Ich soll dir Marxismus verkaufen? Wieweit darf ich dafür in historische Analysen abschweifen? Ich machs einfach mal - vielleicht ist das eine interessante Perspektive für dich.

Erstmal gibt es eine Trennung - es gibt einmal den Marxismus als politische Ideologie - und anderseits den Marxismus als wissenschaftliche Methodik, die breite Anerkennung und Anwendung in der wissenschaftlichen Gemeinschaft gefunden hat.

Ich beziehe mich auf den Marxismus als eine wissenschaftliche Methodik - ich stelle auch noch einige ideologische Konzepte des historischen Marxismus vor - und erkläre dann, weshalb sie zum Ersten "menschenfeindlich" - als auch schlichtweg falsch sind.

Was tut der Marxismus als Methodik -

Der Marxismus analysiert die Machtverhältnisse einer Gesellschaft aufgrundlage der (strukturellen) materiellen Besitzverhältnisse, die in einer Gesellschaft vorherrschen.

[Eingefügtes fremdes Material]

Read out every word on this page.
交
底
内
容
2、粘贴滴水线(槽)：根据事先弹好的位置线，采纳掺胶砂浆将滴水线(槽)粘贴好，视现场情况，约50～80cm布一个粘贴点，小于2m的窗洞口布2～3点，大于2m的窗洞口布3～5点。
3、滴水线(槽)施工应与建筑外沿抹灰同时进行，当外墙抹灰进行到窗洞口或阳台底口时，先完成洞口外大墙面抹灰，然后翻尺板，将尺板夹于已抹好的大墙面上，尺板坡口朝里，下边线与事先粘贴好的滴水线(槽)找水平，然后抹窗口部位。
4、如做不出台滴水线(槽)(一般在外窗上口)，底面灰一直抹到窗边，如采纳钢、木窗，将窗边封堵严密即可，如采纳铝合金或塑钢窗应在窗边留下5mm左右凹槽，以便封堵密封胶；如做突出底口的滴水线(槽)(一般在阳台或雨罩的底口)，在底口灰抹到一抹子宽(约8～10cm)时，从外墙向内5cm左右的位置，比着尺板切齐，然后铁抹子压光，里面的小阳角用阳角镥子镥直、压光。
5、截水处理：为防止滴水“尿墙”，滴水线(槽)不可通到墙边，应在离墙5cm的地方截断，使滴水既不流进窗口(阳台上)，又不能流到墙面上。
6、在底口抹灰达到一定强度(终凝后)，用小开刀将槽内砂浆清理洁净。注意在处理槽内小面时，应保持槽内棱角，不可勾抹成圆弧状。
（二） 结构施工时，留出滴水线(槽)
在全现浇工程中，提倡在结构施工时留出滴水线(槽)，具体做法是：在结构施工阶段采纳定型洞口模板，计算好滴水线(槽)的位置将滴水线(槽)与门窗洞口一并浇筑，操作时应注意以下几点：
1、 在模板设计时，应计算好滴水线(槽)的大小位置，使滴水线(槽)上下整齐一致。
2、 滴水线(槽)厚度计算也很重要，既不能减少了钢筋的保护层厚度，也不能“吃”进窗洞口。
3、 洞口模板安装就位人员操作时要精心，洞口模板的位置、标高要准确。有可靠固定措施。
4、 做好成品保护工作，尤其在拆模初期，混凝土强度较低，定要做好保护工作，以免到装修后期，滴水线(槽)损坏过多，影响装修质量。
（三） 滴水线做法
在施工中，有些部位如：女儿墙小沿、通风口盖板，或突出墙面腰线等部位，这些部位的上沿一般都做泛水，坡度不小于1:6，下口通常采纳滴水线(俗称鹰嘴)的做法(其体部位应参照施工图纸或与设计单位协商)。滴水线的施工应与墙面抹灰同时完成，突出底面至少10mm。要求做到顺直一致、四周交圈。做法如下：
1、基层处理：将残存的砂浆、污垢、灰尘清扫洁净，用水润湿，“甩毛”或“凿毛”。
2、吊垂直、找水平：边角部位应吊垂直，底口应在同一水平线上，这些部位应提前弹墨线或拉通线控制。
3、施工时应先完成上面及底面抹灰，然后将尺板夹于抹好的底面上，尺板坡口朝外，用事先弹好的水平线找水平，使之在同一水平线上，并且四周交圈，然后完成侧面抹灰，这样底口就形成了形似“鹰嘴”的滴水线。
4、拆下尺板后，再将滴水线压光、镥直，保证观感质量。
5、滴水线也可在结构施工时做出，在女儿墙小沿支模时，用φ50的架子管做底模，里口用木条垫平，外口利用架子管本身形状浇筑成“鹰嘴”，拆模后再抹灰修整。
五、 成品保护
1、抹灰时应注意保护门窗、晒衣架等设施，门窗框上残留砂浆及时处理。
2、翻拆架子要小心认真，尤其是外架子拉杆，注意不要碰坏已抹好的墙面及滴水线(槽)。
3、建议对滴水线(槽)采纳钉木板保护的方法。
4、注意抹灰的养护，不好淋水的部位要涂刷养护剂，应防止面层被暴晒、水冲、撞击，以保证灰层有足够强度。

Besitzverhältnisse verschaffen einem gewisse Macht (natürlich in unserer rechtsstaatlichen Demokratie nicht mehr uneingeschränkt) - ich denke da wirst du mir zustimmen

Macht wollen sie und zuerst das Brecheisen der Macht, viel Geld, — diese Unvermögenden!
- Friedrich Nietzsche

Der Marxismus entstanden im 19. Jahrhundert - in einer Zeit, in der es noch völlig normal war, dass der Arbeitgeber noch darüber bestimmt hat, wen du z.B. heiraten darfst. Er hat sich damals allgemein in jeden Winkel deines Privatlebens integriert. Einer Zeit in der es völlig normal war, dass Arbeiter ans Fließband gekettet und ausgepeitscht werden konnten. Die damaligen Feudalstaaten (Kaiserreich mit einer protestantischen/preußischen Arbeitsethik) gaben "dem Kapital" (Eliten sind niemals Homogen, sondern immer systemtisch) viele Freiheiten, die zu einer massiven Verelendung der Arbeiterschicht geführt hatten. Diese Zustände brauchen aber mit dem 20. Jahrhundert auf - die Sozialisten der Arbeiterbewegung und der SPD schafften es (mit der Beihilfe anderer historischer Bewegungen) in Deutschland einen Umwandlungsprozess des Kapitalismus zu vollbringen - man konnte so viel gesellschaftliche organisierte Opposition aufbauen, dass aus dem Manchester-Kapitalismus des 19. Jahrhunderts zunehmend ein "bürgerlicher Kapitalismus" im 20. Jahrhundert wurde. Die Vorstellung war es den Kapitalismus durch Demokratisierung (Genossenschaften) und eine gesicherte Teilhabe am Diskurs über Arbeitsbedingungen durch organisierte Arbeiterbewegungen (Gewerkschaften) zu schaffen, in dem die Arbeiter ihre unabhängige Interessensvertretungen gründen konnten.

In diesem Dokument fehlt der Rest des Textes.